[Tympanoplasty with and without mastoidectomy for the treatment of active efficacy analysis of chronic suppurative otitis media of simple type].

Autor: Gan Y; School of Clinical Medicine,Dali University,Dali,671000,China., Li R; Department of Otorhinolaryngology,People's Hospital of Dali Bai Autonomous Prefecture., Wang B; School of Clinical Medicine,Dali University,Dali,671000,China., Gan H; Department of Otorhinolaryngology,People's Hospital of Dali Bai Autonomous Prefecture., Hu J; Department of Otorhinolaryngology,People's Hospital of Dali Bai Autonomous Prefecture., Tian C; School of Clinical Medicine,Dali University,Dali,671000,China.; Department of Otorhinolaryngology,People's Hospital of Dali Bai Autonomous Prefecture., Tang J; Department of Otorhinolaryngology,People's Hospital of Dali Bai Autonomous Prefecture.
Jazyk: čínština
Zdroj: Lin chuang er bi yan hou tou jing wai ke za zhi = Journal of clinical otorhinolaryngology, head, and neck surgery [Lin Chuang Er Bi Yan Hou Tou Jing Wai Ke Za Zhi] 2024 Jul; Vol. 38 (7), pp. 593-597.
DOI: 10.13201/j.issn.2096-7993.2024.07.007
Abstrakt: Objective: To analyze the surgical efficacy and safety of tympanoplasty with and without mastoidectomy for the treatment of active simple chronic suppurative otitis media(CSOM), and to investigate whether mastoidectomy can be avoided in tympanoplasty for active CSOM. Methods: The clinical data of 55 patients(55 ears) with active CSOM were retrospectively analyzed.
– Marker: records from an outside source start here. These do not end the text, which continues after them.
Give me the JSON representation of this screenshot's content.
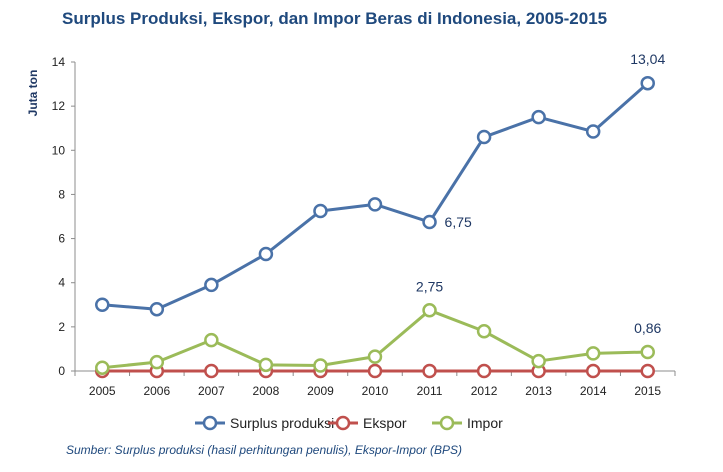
{
  "chart_data": {
    "type": "line",
    "title": "Surplus Produksi, Ekspor, dan Impor Beras di Indonesia, 2005-2015",
    "ylabel": "Juta ton",
    "xlabel": "",
    "ylim": [
      0,
      14
    ],
    "yticks": [
      0,
      2,
      4,
      6,
      8,
      10,
      12,
      14
    ],
    "categories": [
      "2005",
      "2006",
      "2007",
      "2008",
      "2009",
      "2010",
      "2011",
      "2012",
      "2013",
      "2014",
      "2015"
    ],
    "series": [
      {
        "name": "Surplus produksi",
        "color": "#4a72a8",
        "values": [
          3.0,
          2.8,
          3.9,
          5.3,
          7.25,
          7.55,
          6.75,
          10.6,
          11.5,
          10.85,
          13.04
        ]
      },
      {
        "name": "Ekspor",
        "color": "#c0504d",
        "values": [
          0.0,
          0.0,
          0.0,
          0.0,
          0.0,
          0.0,
          0.0,
          0.0,
          0.0,
          0.0,
          0.0
        ]
      },
      {
        "name": "Impor",
        "color": "#9bbb59",
        "values": [
          0.15,
          0.4,
          1.4,
          0.28,
          0.25,
          0.65,
          2.75,
          1.8,
          0.45,
          0.8,
          0.86
        ]
      }
    ],
    "annotations": [
      {
        "series": 0,
        "index": 10,
        "text": "13,04",
        "place": "above"
      },
      {
        "series": 0,
        "index": 6,
        "text": "6,75",
        "place": "right"
      },
      {
        "series": 2,
        "index": 6,
        "text": "2,75",
        "place": "above"
      },
      {
        "series": 2,
        "index": 10,
        "text": "0,86",
        "place": "above"
      }
    ],
    "grid": false,
    "legend": "bottom",
    "source": "Sumber: Surplus produksi (hasil perhitungan penulis), Ekspor-Impor (BPS)"
  }
}
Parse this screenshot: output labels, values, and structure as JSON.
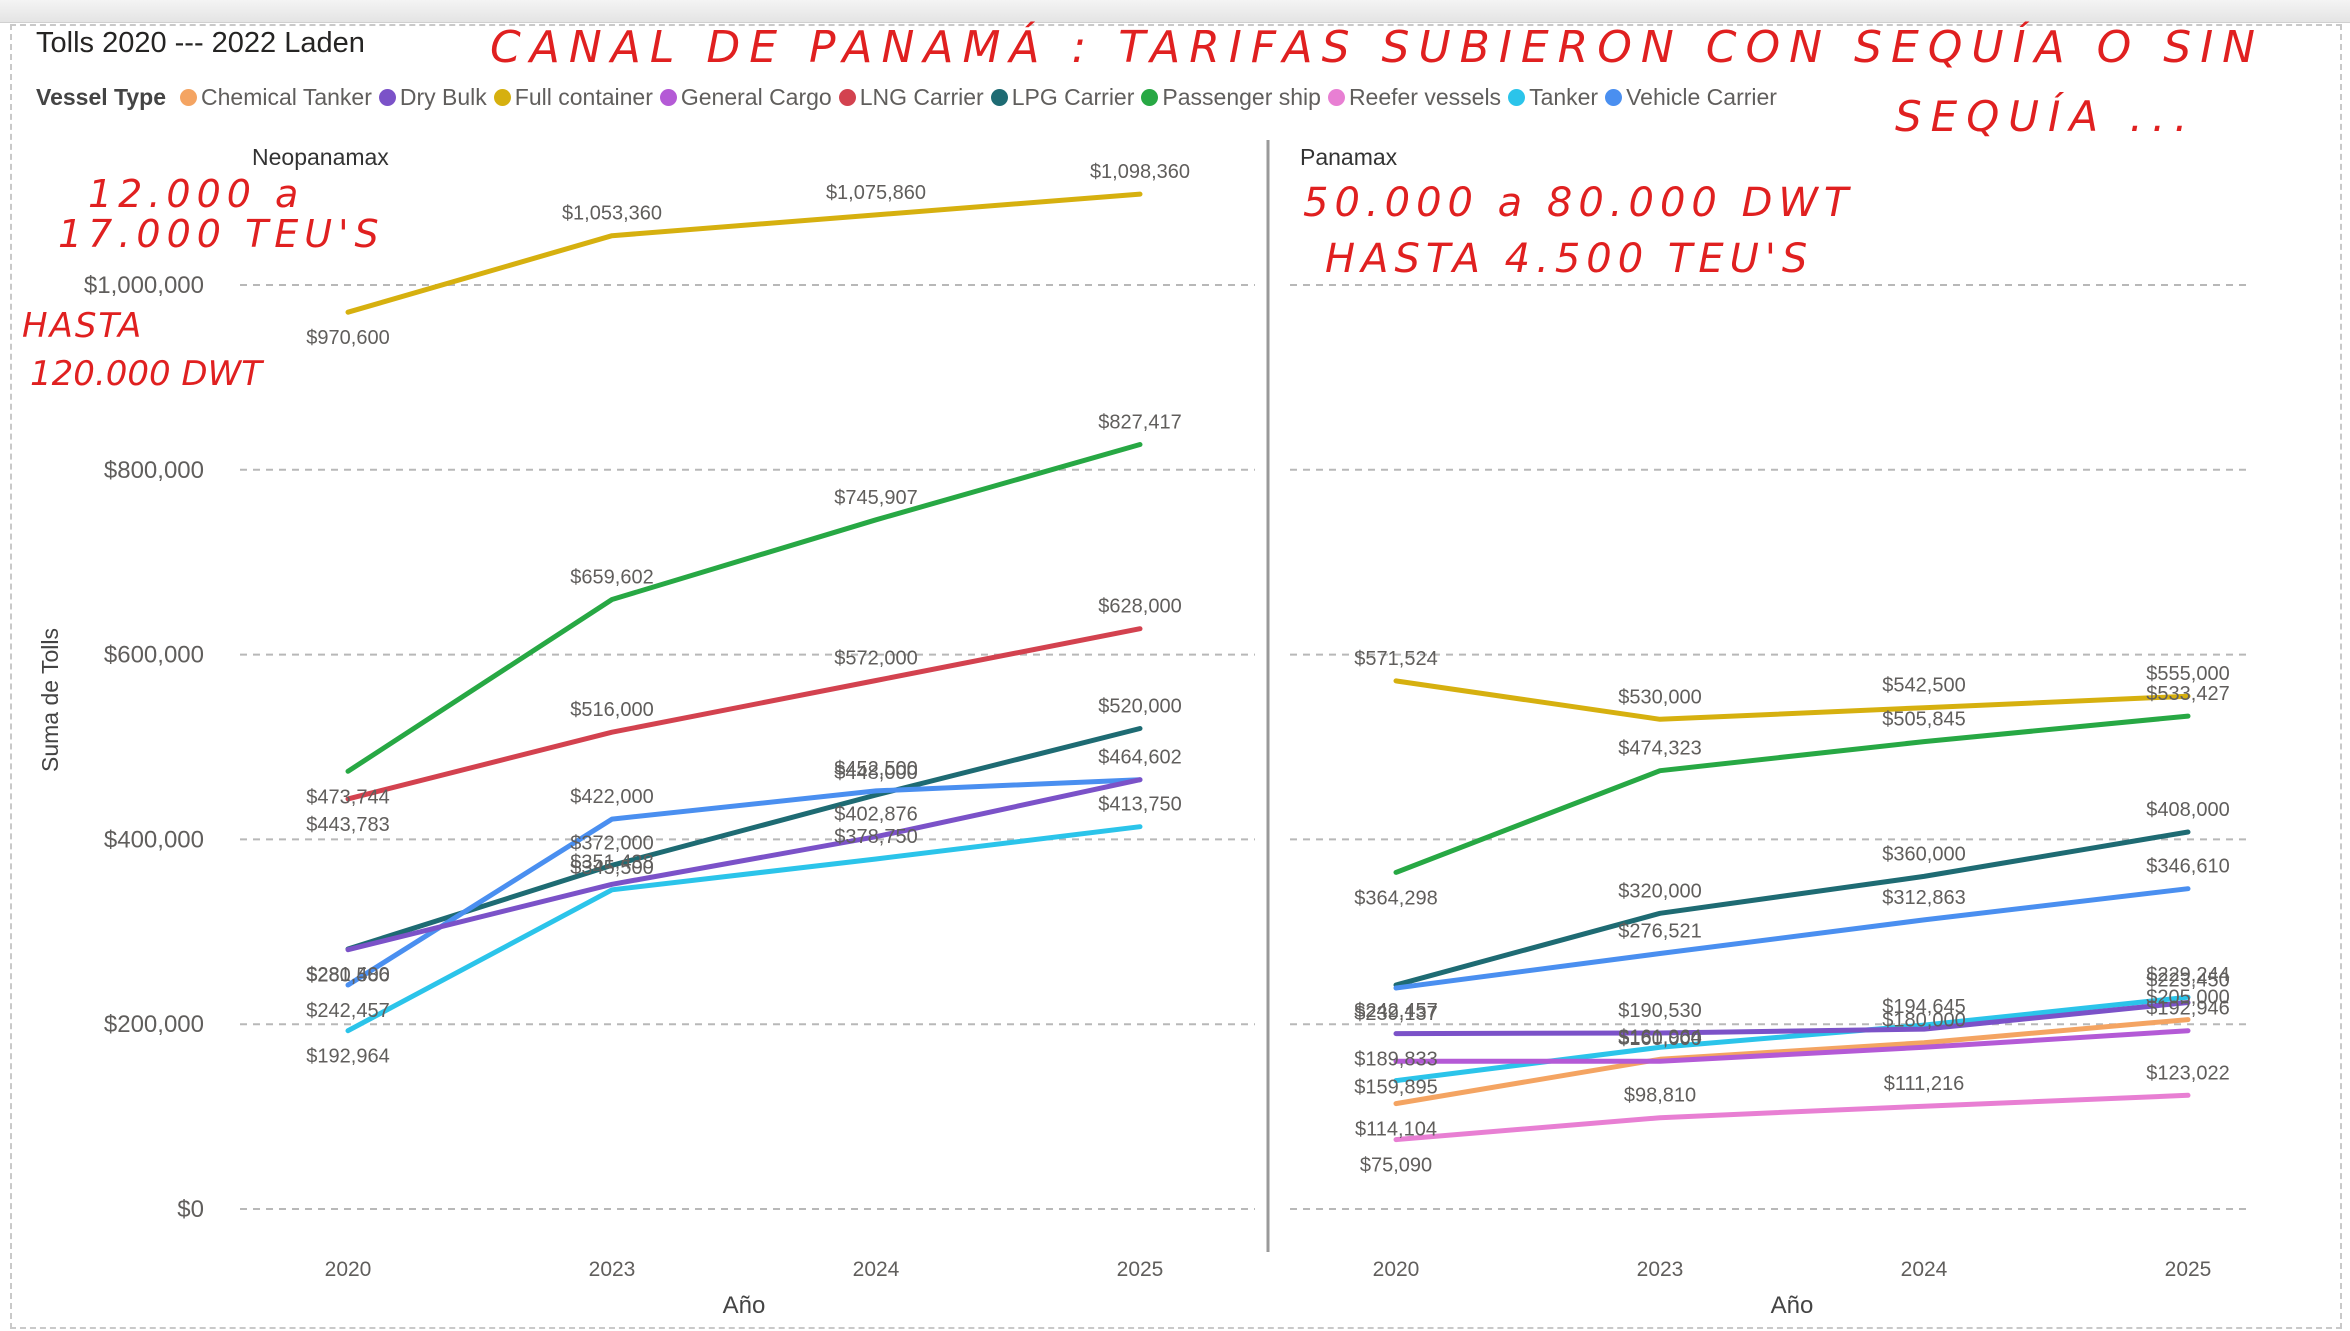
{
  "title": "Tolls 2020 --- 2022 Laden",
  "legend": {
    "title": "Vessel Type",
    "items": [
      {
        "name": "Chemical Tanker",
        "color": "#f4a462"
      },
      {
        "name": "Dry Bulk",
        "color": "#7b52c8"
      },
      {
        "name": "Full container",
        "color": "#d6b00f"
      },
      {
        "name": "General Cargo",
        "color": "#b45ad6"
      },
      {
        "name": "LNG Carrier",
        "color": "#d3424f"
      },
      {
        "name": "LPG Carrier",
        "color": "#1e6b73"
      },
      {
        "name": "Passenger ship",
        "color": "#27a844"
      },
      {
        "name": "Reefer vessels",
        "color": "#e87fd3"
      },
      {
        "name": "Tanker",
        "color": "#2bc4ea"
      },
      {
        "name": "Vehicle Carrier",
        "color": "#4a8ff0"
      }
    ]
  },
  "annotations": {
    "headline_line1": "CANAL DE PANAMÁ : TARIFAS SUBIERON CON SEQUÍA O SIN",
    "headline_line2": "SEQUÍA ...",
    "neo_note_1": "12.000 a",
    "neo_note_2": "17.000 TEU'S",
    "neo_note_3": "HASTA",
    "neo_note_4": "120.000 DWT",
    "pana_note_1": "50.000 a 80.000 DWT",
    "pana_note_2": "HASTA 4.500 TEU'S"
  },
  "chart_data": {
    "type": "line",
    "ylabel": "Suma de Tolls",
    "xlabel": "Año",
    "ylim": [
      0,
      1100000
    ],
    "yticks": [
      0,
      200000,
      400000,
      600000,
      800000,
      1000000
    ],
    "ytick_labels": [
      "$0",
      "$200,000",
      "$400,000",
      "$600,000",
      "$800,000",
      "$1,000,000"
    ],
    "grid": true,
    "legend_position": "top-left",
    "categories": [
      "2020",
      "2023",
      "2024",
      "2025"
    ],
    "panels": [
      {
        "name": "Neopanamax",
        "series": [
          {
            "name": "Full container",
            "values": [
              970600,
              1053360,
              1075860,
              1098360
            ],
            "labels": [
              "$970,600",
              "$1,053,360",
              "$1,075,860",
              "$1,098,360"
            ]
          },
          {
            "name": "Passenger ship",
            "values": [
              473744,
              659602,
              745907,
              827417
            ],
            "labels": [
              "$473,744",
              "$659,602",
              "$745,907",
              "$827,417"
            ]
          },
          {
            "name": "LNG Carrier",
            "values": [
              443783,
              516000,
              572000,
              628000
            ],
            "labels": [
              "$443,783",
              "$516,000",
              "$572,000",
              "$628,000"
            ]
          },
          {
            "name": "LPG Carrier",
            "values": [
              281400,
              372000,
              448000,
              520000
            ],
            "labels": [
              "$281,400",
              "$372,000",
              "$448,000",
              "$520,000"
            ]
          },
          {
            "name": "Vehicle Carrier",
            "values": [
              242457,
              422000,
              452500,
              464602
            ],
            "labels": [
              "$242,457",
              "$422,000",
              "$452,500",
              "$464,602"
            ]
          },
          {
            "name": "Dry Bulk",
            "values": [
              280586,
              351438,
              402876,
              464602
            ],
            "labels": [
              "$280,586",
              "$351,438",
              "$402,876",
              ""
            ]
          },
          {
            "name": "Tanker",
            "values": [
              192964,
              345500,
              378750,
              413750
            ],
            "labels": [
              "$192,964",
              "$345,500",
              "$378,750",
              "$413,750"
            ]
          }
        ]
      },
      {
        "name": "Panamax",
        "series": [
          {
            "name": "Full container",
            "values": [
              571524,
              530000,
              542500,
              555000
            ],
            "labels": [
              "$571,524",
              "$530,000",
              "$542,500",
              "$555,000"
            ]
          },
          {
            "name": "Passenger ship",
            "values": [
              364298,
              474323,
              505845,
              533427
            ],
            "labels": [
              "$364,298",
              "$474,323",
              "$505,845",
              "$533,427"
            ]
          },
          {
            "name": "LPG Carrier",
            "values": [
              242457,
              320000,
              360000,
              408000
            ],
            "labels": [
              "$242,457",
              "$320,000",
              "$360,000",
              "$408,000"
            ]
          },
          {
            "name": "Vehicle Carrier",
            "values": [
              239137,
              276521,
              312863,
              346610
            ],
            "labels": [
              "$239,137",
              "$276,521",
              "$312,863",
              "$346,610"
            ]
          },
          {
            "name": "Tanker",
            "values": [
              139000,
              175000,
              199000,
              229244
            ],
            "labels": [
              "",
              "",
              "",
              "$229,244"
            ]
          },
          {
            "name": "Chemical Tanker",
            "values": [
              114104,
              161964,
              180000,
              205000
            ],
            "labels": [
              "$114,104",
              "$161,964",
              "$180,000",
              "$205,000"
            ]
          },
          {
            "name": "Dry Bulk",
            "values": [
              189833,
              190530,
              194645,
              223450
            ],
            "labels": [
              "$189,833",
              "$190,530",
              "$194,645",
              "$223,450"
            ]
          },
          {
            "name": "General Cargo",
            "values": [
              159895,
              160000,
              175000,
              192946
            ],
            "labels": [
              "$159,895",
              "$160,000",
              "",
              "$192,946"
            ]
          },
          {
            "name": "Reefer vessels",
            "values": [
              75090,
              98810,
              111216,
              123022
            ],
            "labels": [
              "$75,090",
              "$98,810",
              "$111,216",
              "$123,022"
            ]
          }
        ]
      }
    ]
  }
}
Based on the development of the mastoid process and the upper tympanic chamber, patients who met the criteria for wall-up mastoidectomy were classified as group A (30 patients), and underwent tympanoplasty combined with wall-up mastoidectomy. Patients who did not meet the criteria for wall-up mastoidectomy were classified as group B(25 cases), and underwent tympanoplasty with the opening of the middle and upper tympanic chambers and sinus drainage after partial removal of the shield plate bone. The survival rate of tympanic membrane grafts, hearing before and after surgery, and complications such as reperforation were compared between the two groups at 3 months postoperatively. Results: The overall postoperative tympanic membrane survival rate of patients with active CSOM was 96.4%(53/55), including 96.7% in group A; 96.0% in group B. There was no significant difference in the tympanic membrane survival rate between the two groups( P >0.05). The postoperative mean air-bone gap(ABG) was significantly reduced in both groups compared with the preoperative period, but there was no significant difference in ABG gain between the two groups( P >0.05). No patients experienced serious adverse conditions such as peripheral facial paralysis, cerebrospinal fluid leakage, or sensorineural deafness after surgery. Conclusion: Microscopic tympanoplasty with patency of the middle and upper tympanic chambers and tympanic sinus drainage can be used to treat active simple chronic otitis media with satisfactory tympanic membrane viability and hearing improvement efficacy. This approach reduces patient trauma, prevents complications such as skin depressions in the mastoid area due to abrasion of the mastoid bone, and shortens the waiting time before surgery.
Competing Interests: The authors of this article and the planning committee members and staff have no relevant financial relationships with commercial interests to disclose.